Abstract

The monograph “National outskirts in the policy of the Russian Empire and Russian social thought” is a comprehensive study of the strategy and tactics of imperial integration of foreign ethnic peripheries, the causes of political decisions of the authorities and public debate of the 19th — early 20th centuries on the problems of borderlands. The geographical coverage is large: Poland and Finland; the Western and Southwestern regions; the Baltics; the Caucasus; and Central Asia. Each of the considered outskirts had a unique juridical status and its own legislation, economy, social classes, diverse national structure, and a complex history of mutual relations with St. Petersburg. In the last twenty years the methodological approaches to the study of imperial history have been significantly supplemented. The combination of new archival sources with extensive historiographical heritage allows the authors of the reviewed monograph to form a new substantiated view on the relations between imperial center and national periphery.
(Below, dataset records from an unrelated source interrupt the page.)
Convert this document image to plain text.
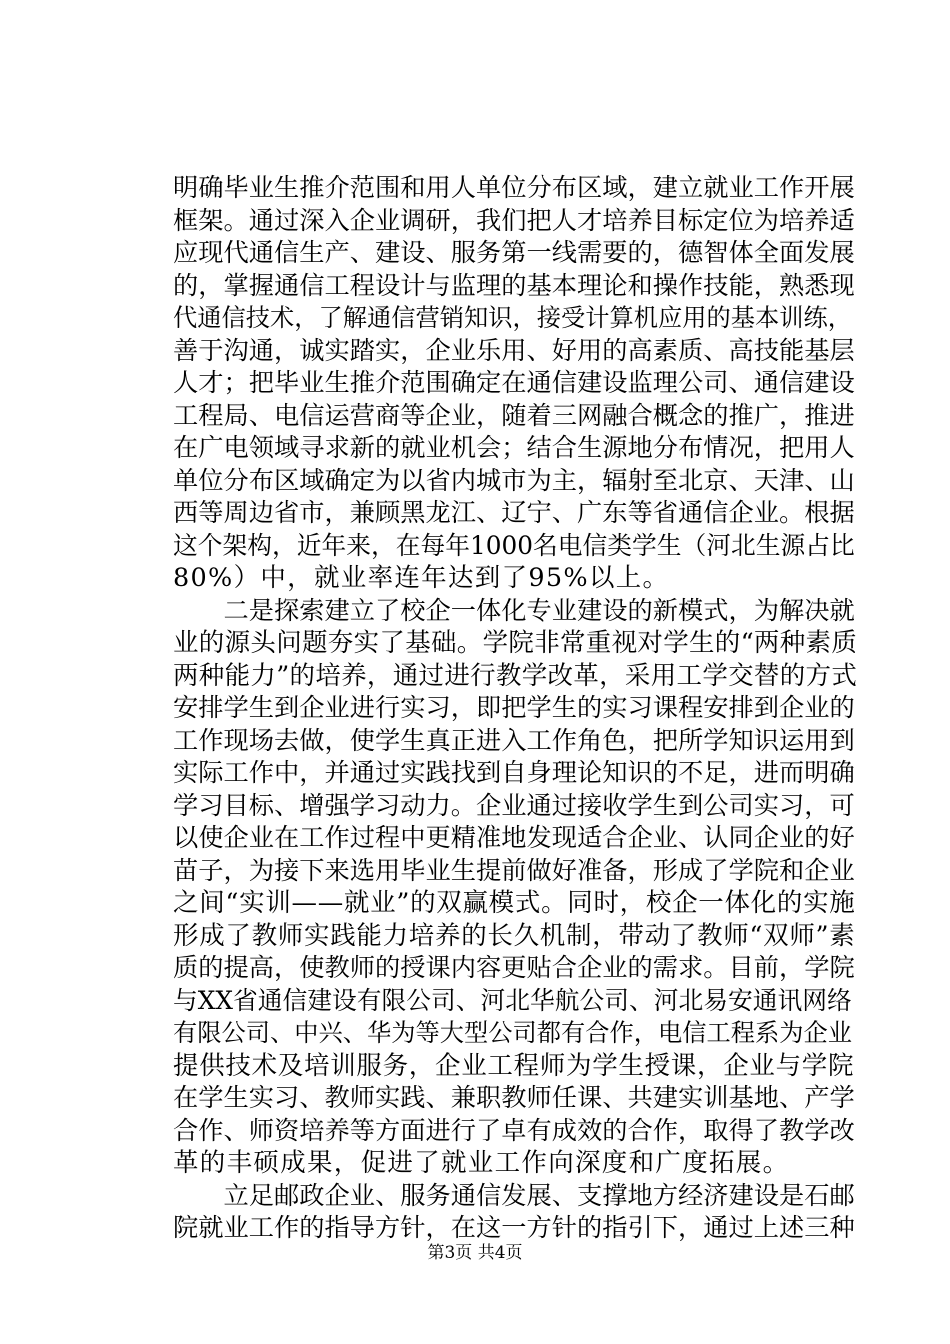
明确毕业生推介范围和用人单位分布区域，建立就业工作开展
框架。通过深入企业调研，我们把人才培养目标定位为培养适
应现代通信生产、建设、服务第一线需要的，德智体全面发展
的，掌握通信工程设计与监理的基本理论和操作技能，熟悉现
代通信技术，了解通信营销知识，接受计算机应用的基本训练，
善于沟通，诚实踏实，企业乐用、好用的高素质、高技能基层
人才；把毕业生推介范围确定在通信建设监理公司、通信建设
工程局、电信运营商等企业，随着三网融合概念的推广，推进
在广电领域寻求新的就业机会；结合生源地分布情况，把用人
单位分布区域确定为以省内城市为主，辐射至北京、天津、山
西等周边省市，兼顾黑龙江、辽宁、广东等省通信企业。根据
这个架构，近年来，在每年1000名电信类学生（河北生源占比
80%）中，就业率连年达到了95%以上。
　　二是探索建立了校企一体化专业建设的新模式，为解决就
业的源头问题夯实了基础。学院非常重视对学生的“两种素质
两种能力”的培养，通过进行教学改革，采用工学交替的方式
安排学生到企业进行实习，即把学生的实习课程安排到企业的
工作现场去做，使学生真正进入工作角色，把所学知识运用到
实际工作中，并通过实践找到自身理论知识的不足，进而明确
学习目标、增强学习动力。企业通过接收学生到公司实习，可
以使企业在工作过程中更精准地发现适合企业、认同企业的好
苗子，为接下来选用毕业生提前做好准备，形成了学院和企业
之间“实训——就业”的双赢模式。同时，校企一体化的实施
形成了教师实践能力培养的长久机制，带动了教师“双师”素
质的提高，使教师的授课内容更贴合企业的需求。目前，学院
与XX省通信建设有限公司、河北华航公司、河北易安通讯网络
有限公司、中兴、华为等大型公司都有合作，电信工程系为企业
提供技术及培训服务，企业工程师为学生授课，企业与学院
在学生实习、教师实践、兼职教师任课、共建实训基地、产学
合作、师资培养等方面进行了卓有成效的合作，取得了教学改
革的丰硕成果，促进了就业工作向深度和广度拓展。
　　立足邮政企业、服务通信发展、支撑地方经济建设是石邮
院就业工作的指导方针，在这一方针的指引下，通过上述三种
第3页 共4页
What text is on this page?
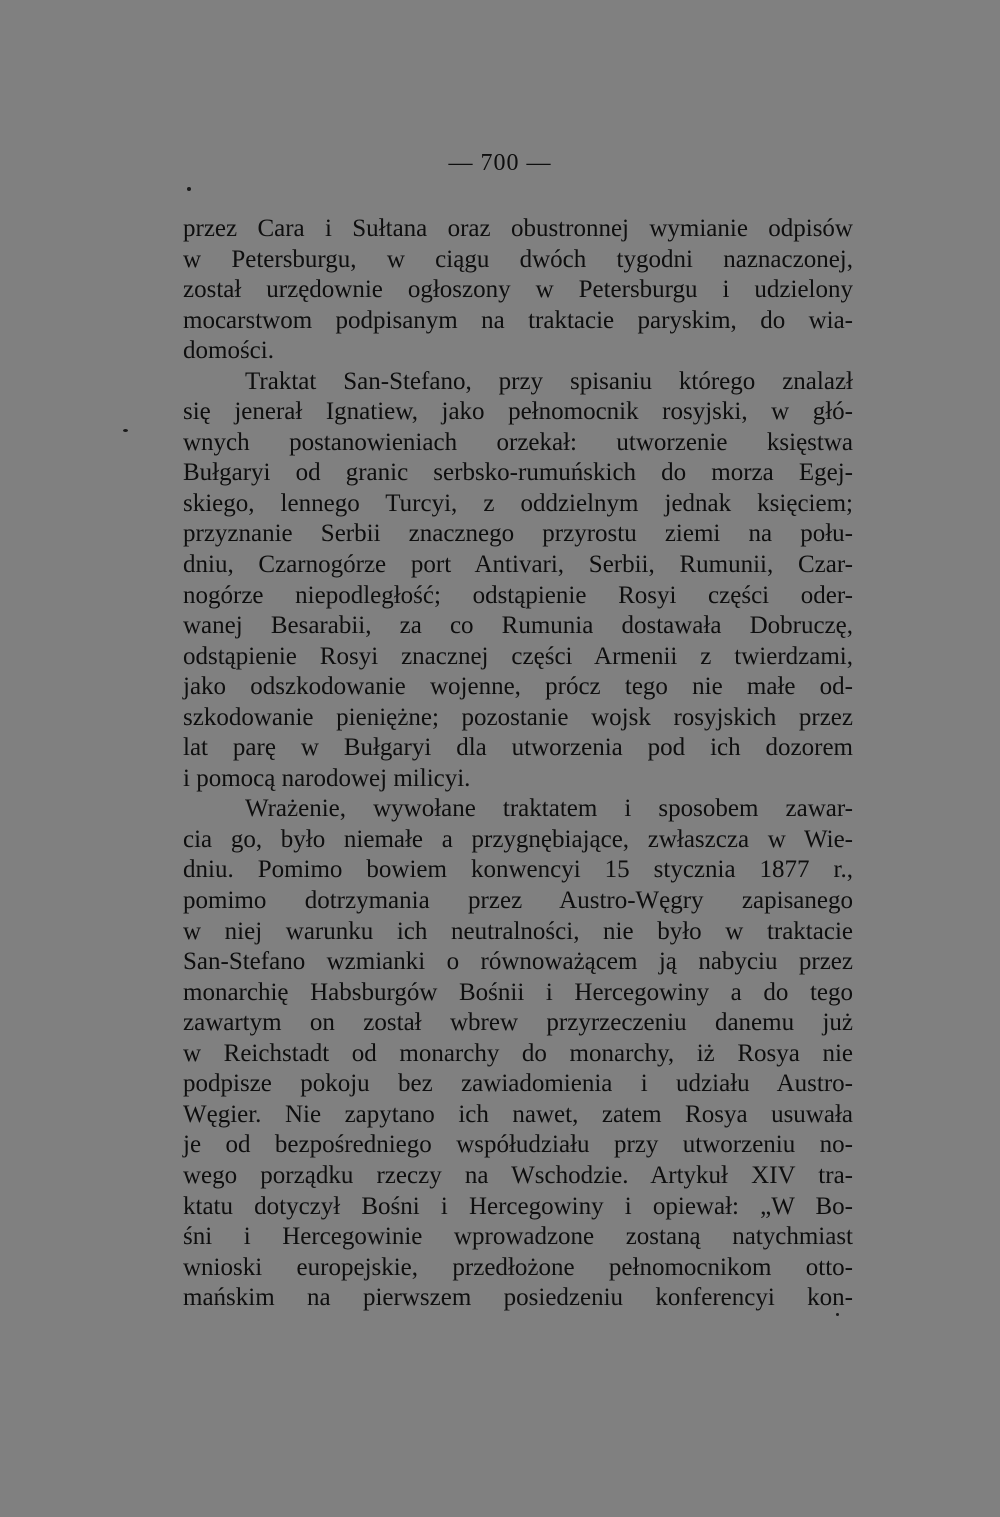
— 700 —
przez Cara i Sułtana oraz obustronnej wymianie odpisów
w Petersburgu, w ciągu dwóch tygodni naznaczonej,
został urzędownie ogłoszony w Petersburgu i udzielony
mocarstwom podpisanym na traktacie paryskim, do wia-
domości.
Traktat San-Stefano, przy spisaniu którego znalazł
się jenerał Ignatiew, jako pełnomocnik rosyjski, w głó-
wnych postanowieniach orzekał: utworzenie księstwa
Bułgaryi od granic serbsko-rumuńskich do morza Egej-
skiego, lennego Turcyi, z oddzielnym jednak księciem;
przyznanie Serbii znacznego przyrostu ziemi na połu-
dniu, Czarnogórze port Antivari, Serbii, Rumunii, Czar-
nogórze niepodległość; odstąpienie Rosyi części oder-
wanej Besarabii, za co Rumunia dostawała Dobruczę,
odstąpienie Rosyi znacznej części Armenii z twierdzami,
jako odszkodowanie wojenne, prócz tego nie małe od-
szkodowanie pieniężne; pozostanie wojsk rosyjskich przez
lat parę w Bułgaryi dla utworzenia pod ich dozorem
i pomocą narodowej milicyi.
Wrażenie, wywołane traktatem i sposobem zawar-
cia go, było niemałe a przygnębiające, zwłaszcza w Wie-
dniu. Pomimo bowiem konwencyi 15 stycznia 1877 r.,
pomimo dotrzymania przez Austro-Węgry zapisanego
w niej warunku ich neutralności, nie było w traktacie
San-Stefano wzmianki o równoważącem ją nabyciu przez
monarchię Habsburgów Bośnii i Hercegowiny a do tego
zawartym on został wbrew przyrzeczeniu danemu już
w Reichstadt od monarchy do monarchy, iż Rosya nie
podpisze pokoju bez zawiadomienia i udziału Austro-
Węgier. Nie zapytano ich nawet, zatem Rosya usuwała
je od bezpośredniego współudziału przy utworzeniu no-
wego porządku rzeczy na Wschodzie. Artykuł XIV tra-
ktatu dotyczył Bośni i Hercegowiny i opiewał: „W Bo-
śni i Hercegowinie wprowadzone zostaną natychmiast
wnioski europejskie, przedłożone pełnomocnikom otto-
mańskim na pierwszem posiedzeniu konferencyi kon-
They involved mutual influence of the peripheries and the capital: the public and the tsarist bureaucracy. The modernization potential of the Empire by the beginning of the 20th century had been exhausted, and the inability to reorganize the system of regional government led to a protracted crisis. The clash of conservative and liberal concepts of Empire building is evident in the detailed source analysis of periodicals and journalism of the era. Diverse natural and geographical zones of Russia, ethnic and religious population, rich natural resources determine the exceptional civilizational significance of Russian border policy in 19th — early 20th centuries, and the attention to it of contemporary researchers.